Foi com base nesse material que ele e aliados encamparam, durante uma transmissão online, a tese de que o sistema eleitoral é suscetível a fraudes, suspeita rebatida pelo TSE. A polícia disse a Moraes que viu crime do presidente no vazamento dos dados dessa apuração.
Os links não funcionam mais porque os arquivos foram apagados de outras bases onde estavam hospedados. Essa providência, contudo, não foi do Telegram.
Foi usada uma rede social chamada “Brasileiros”, construída a partir da plataforma de código aberto Mastodon, para armazenar os documentos anexados.
Embora seja de agosto de 2021 e sobre um assunto tido como superado por ministros do STF e do TSE — a alegação de que o resultado das urnas eletrônicas é manipulável—, a publicação ainda disponível no Telegram é um exemplo dos desafios no combate à desinformação.
Além de Bolsonaro, outros pré-candidatos, como o ex-presidente Luiz Inácio Lula da Silva (PT) e Ciro Gomes (PDT), também contam com canais no aplicativo. O petista conta atualmente com 47 mil seguidores e Ciro, 19 mil.

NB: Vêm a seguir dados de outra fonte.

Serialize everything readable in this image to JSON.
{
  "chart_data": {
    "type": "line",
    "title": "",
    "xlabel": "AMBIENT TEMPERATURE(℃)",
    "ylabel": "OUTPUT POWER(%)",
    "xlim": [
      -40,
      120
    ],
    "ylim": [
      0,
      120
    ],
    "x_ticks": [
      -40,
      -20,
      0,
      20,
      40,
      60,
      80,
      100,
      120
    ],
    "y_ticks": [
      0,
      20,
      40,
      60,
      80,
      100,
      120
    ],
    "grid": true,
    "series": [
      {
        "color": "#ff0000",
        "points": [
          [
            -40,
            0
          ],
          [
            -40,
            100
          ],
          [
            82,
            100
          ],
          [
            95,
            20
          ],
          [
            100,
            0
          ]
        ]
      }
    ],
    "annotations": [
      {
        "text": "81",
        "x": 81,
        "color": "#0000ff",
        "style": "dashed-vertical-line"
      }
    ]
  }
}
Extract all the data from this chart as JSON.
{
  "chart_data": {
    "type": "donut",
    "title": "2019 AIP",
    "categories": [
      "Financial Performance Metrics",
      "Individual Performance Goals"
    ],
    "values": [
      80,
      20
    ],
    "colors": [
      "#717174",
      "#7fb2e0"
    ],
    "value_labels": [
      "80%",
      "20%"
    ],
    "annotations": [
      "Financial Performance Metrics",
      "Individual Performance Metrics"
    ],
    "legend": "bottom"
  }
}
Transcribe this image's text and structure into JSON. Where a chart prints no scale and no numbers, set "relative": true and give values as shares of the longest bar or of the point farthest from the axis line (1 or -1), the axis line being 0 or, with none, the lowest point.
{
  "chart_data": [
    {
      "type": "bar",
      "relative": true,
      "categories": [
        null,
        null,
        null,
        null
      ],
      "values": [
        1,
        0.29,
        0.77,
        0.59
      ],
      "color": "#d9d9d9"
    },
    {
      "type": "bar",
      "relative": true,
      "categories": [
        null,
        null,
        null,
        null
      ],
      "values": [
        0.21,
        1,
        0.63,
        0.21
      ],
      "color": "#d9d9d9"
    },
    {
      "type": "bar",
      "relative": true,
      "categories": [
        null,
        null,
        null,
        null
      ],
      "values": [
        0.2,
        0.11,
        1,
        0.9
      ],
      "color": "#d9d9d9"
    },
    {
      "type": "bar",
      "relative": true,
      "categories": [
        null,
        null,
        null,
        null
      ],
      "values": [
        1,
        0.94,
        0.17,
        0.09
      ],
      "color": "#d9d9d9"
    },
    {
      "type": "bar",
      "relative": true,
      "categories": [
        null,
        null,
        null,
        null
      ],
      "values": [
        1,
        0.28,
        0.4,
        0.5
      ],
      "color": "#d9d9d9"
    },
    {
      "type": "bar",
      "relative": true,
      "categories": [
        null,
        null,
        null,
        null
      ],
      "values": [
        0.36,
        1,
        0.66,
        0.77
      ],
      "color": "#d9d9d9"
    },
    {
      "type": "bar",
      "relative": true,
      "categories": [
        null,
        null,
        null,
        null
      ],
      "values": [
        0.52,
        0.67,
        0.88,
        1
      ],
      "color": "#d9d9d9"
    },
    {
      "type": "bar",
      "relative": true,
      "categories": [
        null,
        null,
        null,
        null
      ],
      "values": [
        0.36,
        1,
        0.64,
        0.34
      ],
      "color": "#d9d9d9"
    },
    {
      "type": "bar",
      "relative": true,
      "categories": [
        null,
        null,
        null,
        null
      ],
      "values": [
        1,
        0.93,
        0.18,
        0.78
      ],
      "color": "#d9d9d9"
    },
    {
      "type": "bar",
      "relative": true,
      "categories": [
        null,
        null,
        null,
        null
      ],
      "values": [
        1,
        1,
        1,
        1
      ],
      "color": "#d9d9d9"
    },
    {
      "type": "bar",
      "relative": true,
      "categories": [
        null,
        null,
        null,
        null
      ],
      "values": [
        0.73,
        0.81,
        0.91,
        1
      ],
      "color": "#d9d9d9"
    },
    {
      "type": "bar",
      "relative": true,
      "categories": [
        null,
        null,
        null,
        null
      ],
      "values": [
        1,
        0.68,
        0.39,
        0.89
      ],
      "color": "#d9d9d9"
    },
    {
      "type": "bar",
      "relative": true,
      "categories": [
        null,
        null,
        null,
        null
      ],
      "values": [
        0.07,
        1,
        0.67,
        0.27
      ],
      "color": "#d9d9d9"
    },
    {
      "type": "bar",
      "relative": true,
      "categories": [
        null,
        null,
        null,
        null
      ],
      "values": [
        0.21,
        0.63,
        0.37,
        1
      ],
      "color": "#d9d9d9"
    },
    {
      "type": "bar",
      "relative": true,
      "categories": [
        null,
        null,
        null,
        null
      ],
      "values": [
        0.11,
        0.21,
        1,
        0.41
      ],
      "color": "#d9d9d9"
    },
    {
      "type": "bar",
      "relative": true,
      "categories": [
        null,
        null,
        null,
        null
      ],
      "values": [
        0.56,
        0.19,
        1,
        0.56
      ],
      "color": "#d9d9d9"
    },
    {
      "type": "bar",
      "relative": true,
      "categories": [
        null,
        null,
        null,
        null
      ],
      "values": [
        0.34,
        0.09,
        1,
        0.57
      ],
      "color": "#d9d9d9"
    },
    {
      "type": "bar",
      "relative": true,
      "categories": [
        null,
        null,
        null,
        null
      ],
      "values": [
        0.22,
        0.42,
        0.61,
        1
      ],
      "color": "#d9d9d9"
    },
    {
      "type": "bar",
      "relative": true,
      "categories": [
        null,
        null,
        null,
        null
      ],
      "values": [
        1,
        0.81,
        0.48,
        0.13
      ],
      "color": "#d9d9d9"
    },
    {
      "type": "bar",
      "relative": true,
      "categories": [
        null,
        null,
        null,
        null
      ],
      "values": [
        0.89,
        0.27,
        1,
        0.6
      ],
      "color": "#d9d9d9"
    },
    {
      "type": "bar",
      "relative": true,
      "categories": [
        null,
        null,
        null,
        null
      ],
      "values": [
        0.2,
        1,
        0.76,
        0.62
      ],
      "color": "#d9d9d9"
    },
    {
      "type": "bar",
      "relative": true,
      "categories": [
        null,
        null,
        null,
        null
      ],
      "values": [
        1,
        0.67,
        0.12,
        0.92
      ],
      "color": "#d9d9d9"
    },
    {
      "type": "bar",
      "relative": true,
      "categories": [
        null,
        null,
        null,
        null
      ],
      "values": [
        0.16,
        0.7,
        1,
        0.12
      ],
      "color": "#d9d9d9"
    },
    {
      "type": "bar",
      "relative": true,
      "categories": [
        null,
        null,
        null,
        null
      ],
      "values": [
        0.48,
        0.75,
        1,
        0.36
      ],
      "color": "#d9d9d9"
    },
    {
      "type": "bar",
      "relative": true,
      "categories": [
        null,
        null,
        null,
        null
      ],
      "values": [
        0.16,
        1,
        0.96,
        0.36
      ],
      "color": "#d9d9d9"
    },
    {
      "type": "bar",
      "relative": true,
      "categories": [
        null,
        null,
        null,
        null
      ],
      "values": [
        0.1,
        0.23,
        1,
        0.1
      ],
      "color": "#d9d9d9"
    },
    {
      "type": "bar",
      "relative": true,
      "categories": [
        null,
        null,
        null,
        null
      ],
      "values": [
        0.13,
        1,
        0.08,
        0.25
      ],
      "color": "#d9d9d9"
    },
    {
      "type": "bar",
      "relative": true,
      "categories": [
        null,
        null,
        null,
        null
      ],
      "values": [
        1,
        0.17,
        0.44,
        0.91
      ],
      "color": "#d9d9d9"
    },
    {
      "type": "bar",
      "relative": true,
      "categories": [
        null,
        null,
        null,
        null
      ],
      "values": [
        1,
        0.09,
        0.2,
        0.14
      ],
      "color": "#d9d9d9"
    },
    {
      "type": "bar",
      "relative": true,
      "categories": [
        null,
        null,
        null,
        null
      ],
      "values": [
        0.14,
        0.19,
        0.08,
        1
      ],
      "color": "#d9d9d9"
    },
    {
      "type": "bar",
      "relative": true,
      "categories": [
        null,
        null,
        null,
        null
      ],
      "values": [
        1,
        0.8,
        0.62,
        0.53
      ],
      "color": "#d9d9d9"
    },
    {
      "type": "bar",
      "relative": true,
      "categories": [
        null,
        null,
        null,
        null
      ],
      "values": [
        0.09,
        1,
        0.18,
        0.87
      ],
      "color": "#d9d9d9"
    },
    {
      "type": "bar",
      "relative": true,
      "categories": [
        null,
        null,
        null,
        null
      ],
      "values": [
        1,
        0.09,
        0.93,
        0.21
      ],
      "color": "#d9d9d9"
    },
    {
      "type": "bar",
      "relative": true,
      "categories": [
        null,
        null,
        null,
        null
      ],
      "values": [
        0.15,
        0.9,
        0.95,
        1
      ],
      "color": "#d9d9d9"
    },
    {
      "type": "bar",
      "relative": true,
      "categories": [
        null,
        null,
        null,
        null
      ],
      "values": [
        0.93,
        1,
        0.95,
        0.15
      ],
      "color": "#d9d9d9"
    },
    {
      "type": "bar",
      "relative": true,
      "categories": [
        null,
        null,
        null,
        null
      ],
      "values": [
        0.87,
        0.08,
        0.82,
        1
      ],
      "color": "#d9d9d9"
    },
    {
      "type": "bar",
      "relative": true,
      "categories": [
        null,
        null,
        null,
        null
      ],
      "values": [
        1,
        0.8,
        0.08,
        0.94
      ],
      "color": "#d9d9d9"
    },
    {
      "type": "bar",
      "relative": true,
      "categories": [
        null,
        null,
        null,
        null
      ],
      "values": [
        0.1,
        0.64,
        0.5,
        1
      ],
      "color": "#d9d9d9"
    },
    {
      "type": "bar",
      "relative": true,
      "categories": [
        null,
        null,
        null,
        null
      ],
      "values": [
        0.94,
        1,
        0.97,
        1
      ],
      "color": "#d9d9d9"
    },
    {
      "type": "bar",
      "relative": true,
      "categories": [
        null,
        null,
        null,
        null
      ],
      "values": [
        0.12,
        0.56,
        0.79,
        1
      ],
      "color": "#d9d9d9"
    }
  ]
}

A corte eleitoral já firmou parcerias com quase todas as principais plataformas tecnológicas e entende que exceções, caso do Telegram, não são desejáveis.
Na volta do recesso do Judiciário, informou o TSE, Barroso pretende discutir internamente com os ministros as providências possíveis. Ele conversa com seus sucessores no comando do tribunal, Edson Fachin e Alexandre de Moraes.